Prednisolone and Clarithromycin Interaction Flashcards
- Interaction
PK/metabolism
The interaction is pharmacokinetic, specifically affecting the metabolism of prednisolone in the liver.
- Clarithromycin IE COPD
clarithromycin affects the metabolism of prednisolone.
In COPD exacerbation. It’s the preferred antibiotic when patients are penicillin-allergic or unresponsive to doxycycline (NICE guidelines).
- CYP450 Enzyme Inhibition
Clarithromycin is a potent inhibitor of CYP3A4 activity, this reduces the metabolism of prednisolone, leading to higher plasma concentrations of the drug. Prednisolone’s biological half-life (~18–36 hours) means even minor changes in clearance due to CYP3A4 inhibition can lead to significant accumulation over time.
- increased plasma concentration, side effect.
One UK manufacturer of prednisolone predicts that clarithromycin might increase prednisolone concentrations by 113%. Increased prednisolone exposure may cause fluid retention, hyperglycemia, or mood changes, requiring frequent monitoring.
Interaction management
dose change
Lowering the dose of clarithromycin to 250mg does not significantly change its inhibitory effect on CYP3A4 activity or its impact on prednisolone metabolism.
I would consider lowering the dose of prednisolone to 20mg daily, can help counteract the prolonged half-life and elevated levels.

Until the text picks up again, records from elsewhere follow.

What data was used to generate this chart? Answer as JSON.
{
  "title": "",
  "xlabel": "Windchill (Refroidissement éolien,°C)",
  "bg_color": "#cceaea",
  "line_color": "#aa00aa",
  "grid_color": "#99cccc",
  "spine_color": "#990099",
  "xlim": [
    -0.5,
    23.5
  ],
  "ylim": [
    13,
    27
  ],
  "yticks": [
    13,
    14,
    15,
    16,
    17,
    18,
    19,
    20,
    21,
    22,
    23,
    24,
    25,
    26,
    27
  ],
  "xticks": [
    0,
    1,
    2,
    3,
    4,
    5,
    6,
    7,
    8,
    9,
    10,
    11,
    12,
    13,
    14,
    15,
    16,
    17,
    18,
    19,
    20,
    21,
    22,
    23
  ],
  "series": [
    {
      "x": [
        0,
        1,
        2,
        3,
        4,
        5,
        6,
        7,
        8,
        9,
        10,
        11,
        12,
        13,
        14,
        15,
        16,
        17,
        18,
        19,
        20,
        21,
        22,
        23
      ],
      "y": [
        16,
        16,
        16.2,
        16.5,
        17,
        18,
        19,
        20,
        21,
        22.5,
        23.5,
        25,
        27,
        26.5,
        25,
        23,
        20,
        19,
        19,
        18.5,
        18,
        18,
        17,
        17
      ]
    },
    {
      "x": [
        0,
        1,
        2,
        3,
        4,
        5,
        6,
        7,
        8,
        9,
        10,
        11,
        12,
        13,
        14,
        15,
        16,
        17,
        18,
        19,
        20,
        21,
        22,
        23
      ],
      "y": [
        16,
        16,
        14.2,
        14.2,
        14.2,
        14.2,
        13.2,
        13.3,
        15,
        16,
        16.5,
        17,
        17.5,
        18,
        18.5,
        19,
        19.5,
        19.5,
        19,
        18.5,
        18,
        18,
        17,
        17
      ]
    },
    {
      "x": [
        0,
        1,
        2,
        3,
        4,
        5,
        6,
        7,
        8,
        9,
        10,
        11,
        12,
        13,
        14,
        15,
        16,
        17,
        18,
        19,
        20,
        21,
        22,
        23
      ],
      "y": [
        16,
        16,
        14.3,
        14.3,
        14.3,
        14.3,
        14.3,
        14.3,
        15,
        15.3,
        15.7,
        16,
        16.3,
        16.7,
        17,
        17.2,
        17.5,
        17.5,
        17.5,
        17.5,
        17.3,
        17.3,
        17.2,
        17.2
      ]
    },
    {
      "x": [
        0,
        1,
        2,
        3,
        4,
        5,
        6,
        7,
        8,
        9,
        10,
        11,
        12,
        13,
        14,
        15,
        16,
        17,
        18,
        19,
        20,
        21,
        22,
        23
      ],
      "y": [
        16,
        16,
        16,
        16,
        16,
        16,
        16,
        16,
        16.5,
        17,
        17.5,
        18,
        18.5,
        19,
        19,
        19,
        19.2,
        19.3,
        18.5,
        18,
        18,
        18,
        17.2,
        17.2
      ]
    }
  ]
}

I would advise patients to take it early in the morning (to replicate the body’s natural cortisol peak), and with food to slow absorption.
management and monitoring
The severe interaction is theoretical and is said to increase exposure to prednisolone. I would counsel the [patient to contact me with any symptoms of mood changes (e.g., anxiety, irritability).
Fluid retention
Signs of hyperglycemia
and explain the infection risks that prednisolone suppress the immune system and advice they contact me with any new or worsening infection symptoms.
I would advise diabetic patients to monitor blood sugar levels closely. If side effects occur, I can reduce the prednisolone dose further.

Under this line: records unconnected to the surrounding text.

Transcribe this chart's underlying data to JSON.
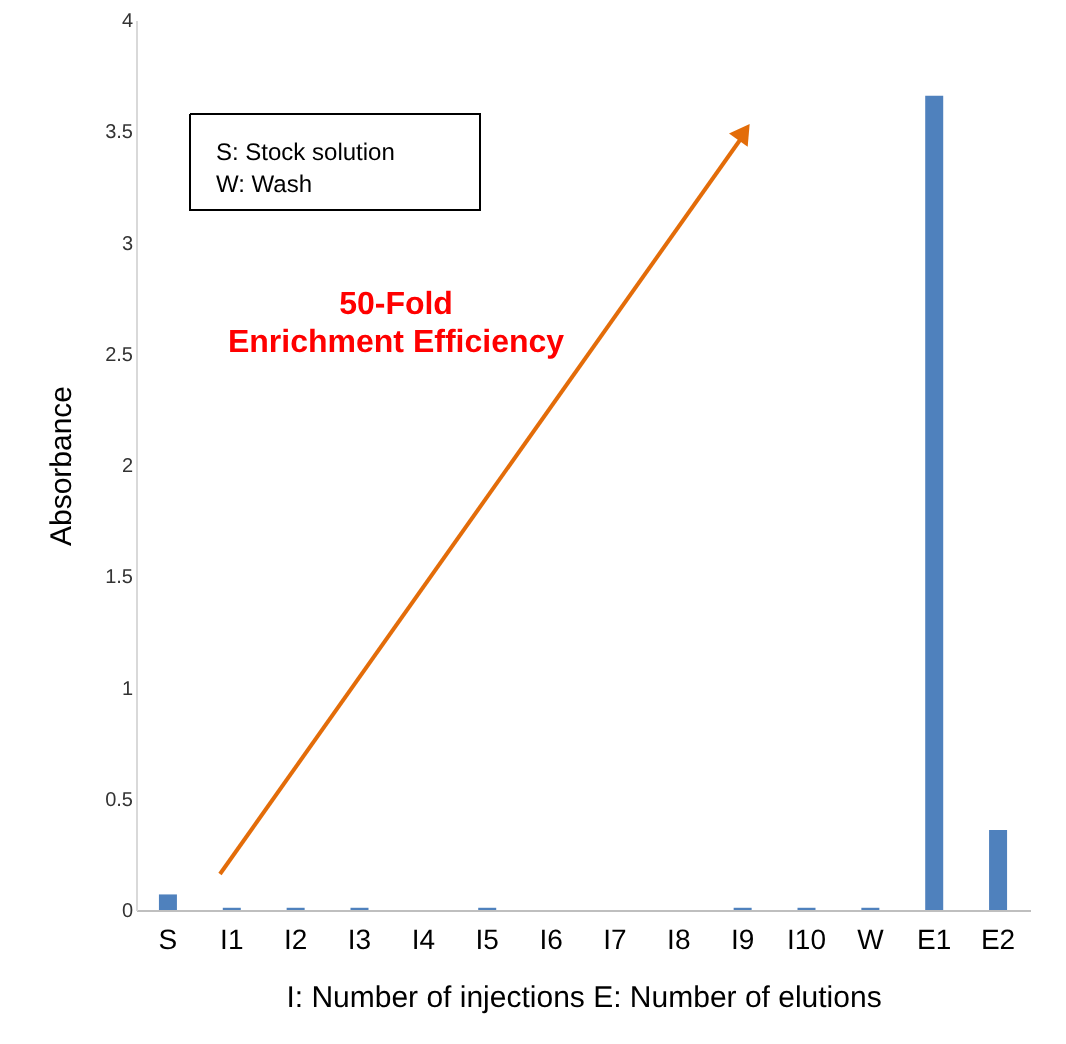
{
  "chart_data": {
    "type": "bar",
    "categories": [
      "S",
      "I1",
      "I2",
      "I3",
      "I4",
      "I5",
      "I6",
      "I7",
      "I8",
      "I9",
      "I10",
      "W",
      "E1",
      "E2"
    ],
    "values": [
      0.07,
      0.01,
      0.01,
      0.01,
      0,
      0.01,
      0,
      0,
      0,
      0.01,
      0.01,
      0.01,
      3.66,
      0.36
    ],
    "color": "#4f81bd",
    "ylabel": "Absorbance",
    "xlabel": "I: Number of injections   E: Number of elutions",
    "ylim": [
      0,
      4
    ],
    "yticks": [
      0,
      0.5,
      1,
      1.5,
      2,
      2.5,
      3,
      3.5,
      4
    ],
    "grid": false,
    "annotations": [
      "S:   Stock solution",
      "W:   Wash",
      "50-Fold\nEnrichment Efficiency"
    ]
  }
}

Safety netting would be discussed any issues discussed with the GP.
I would repeat blood tests (HbA1c, bone profile, urea/electrolytes, liver function) in one week.
I would advise the GP to consider prescribing bone protection to reduce the risk of osteoporosis for at risk patients (if FRAX score high).

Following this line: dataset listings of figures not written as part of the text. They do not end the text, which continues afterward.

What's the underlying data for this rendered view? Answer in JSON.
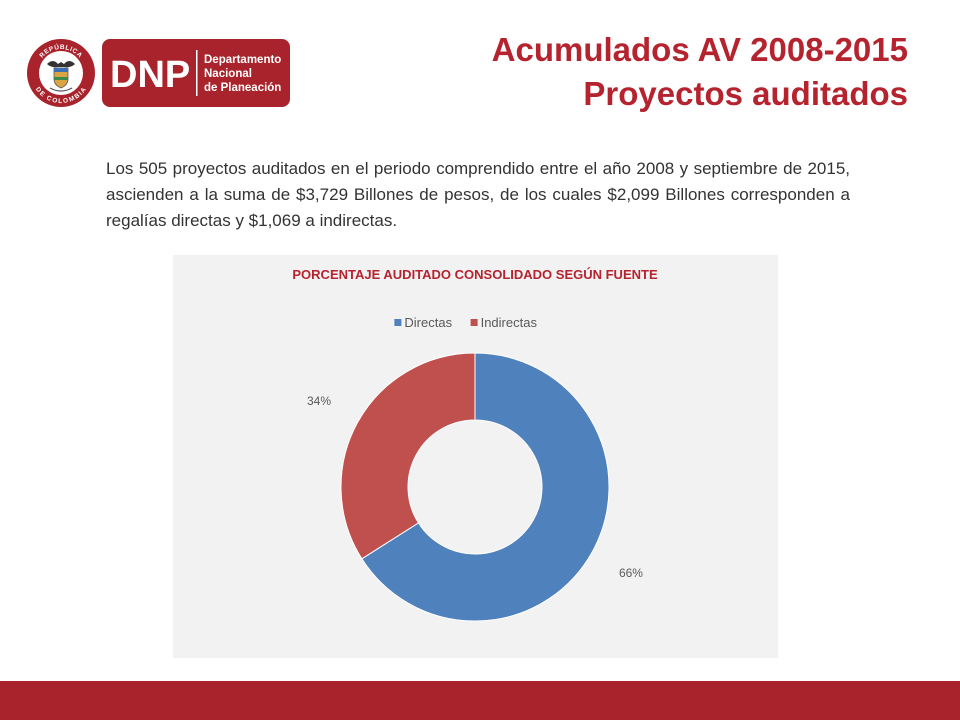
{
  "header": {
    "title_line1": "Acumulados AV 2008-2015",
    "title_line2": "Proyectos auditados",
    "logo": {
      "acronym": "DNP",
      "name_line1": "Departamento",
      "name_line2": "Nacional",
      "name_line3": "de Planeación",
      "seal_top_text": "REPÚBLICA",
      "seal_bottom_text": "DE COLOMBIA",
      "brand_color": "#a8232c"
    }
  },
  "body": {
    "paragraph": "Los 505 proyectos auditados en el periodo comprendido entre el año 2008 y septiembre de 2015, ascienden a la suma de $3,729 Billones de pesos, de los cuales $2,099 Billones corresponden a regalías directas y $1,069 a indirectas."
  },
  "chart_data": {
    "type": "pie",
    "style": "donut",
    "title": "PORCENTAJE AUDITADO CONSOLIDADO SEGÚN FUENTE",
    "legend_position": "top",
    "slices": [
      {
        "name": "Directas",
        "value": 66,
        "label": "66%",
        "color": "#4f81bd"
      },
      {
        "name": "Indirectas",
        "value": 34,
        "label": "34%",
        "color": "#c0504d"
      }
    ]
  },
  "footer": {
    "bar_color": "#a8232c"
  }
}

Prednisolone interaction with clarithromycin is pharmacokinetic interaction as it affects the metabolism of prednisolone. During a COPD exacerbation, patients often may need treatment with both steroids and antibiotics. Clarithromycin is the drug of choice for patient who are penicillin allergic and do not respond to Doxycycline as per NICE guidelines. BNF- Severe (theoretical) interaction. Advises to avoid or monitor for adverse effects.
Clarithromycin is a potent inhibitor of liver enzyme CYP450 family and specifically CYP3A4, it decreases its production and activity by 75%. Clarithromycin binds to CYP3A4 and inhibits prednisolone from binding to the enzyme to be metabolised. This result will reduce prednisolone from being metabolised leading to increased drug plasma concentration causing increased side effects.
One UK manufacturer of prednisolone predicts that clarithromycin might increase prednisolone concentrations by 113%. Increased prednisolone exposure may cause fluid retention, hyperglycemia, or mood changes, requiring frequent monitoring.
I would consider lowering the dose of prednisolone to 20mg to be taken early in the morning as close to waking (to replicate body’s own natural cortisol peak) with food to slow the absorption.
By spacing the doses, prednisolone can be cleared from the body (half-life: 2.1–3.5 hours) before significant interaction occurs. Lowering the clarithromycin dose to 250 mg does not alter its inhibitory effects, half-life, or absorption, so adjusting timing is a more effective strategy to reduce interaction risks.
I will advise the patient to monitor for side effects such as raised blood sugars, blood pressure, oedema, sleep/mood disturbances. I will consider a further dose reduction in case the patient presents with side effects and will discuss the case with a doctor to safety net the patient.
I will consider repeating blood such as HBA1C, bone profile, urea and electrolytes and liver function in a week’s time. I will request GP to consider prescribing bone protection to avoid osteoporosis and fractures in at risk patients.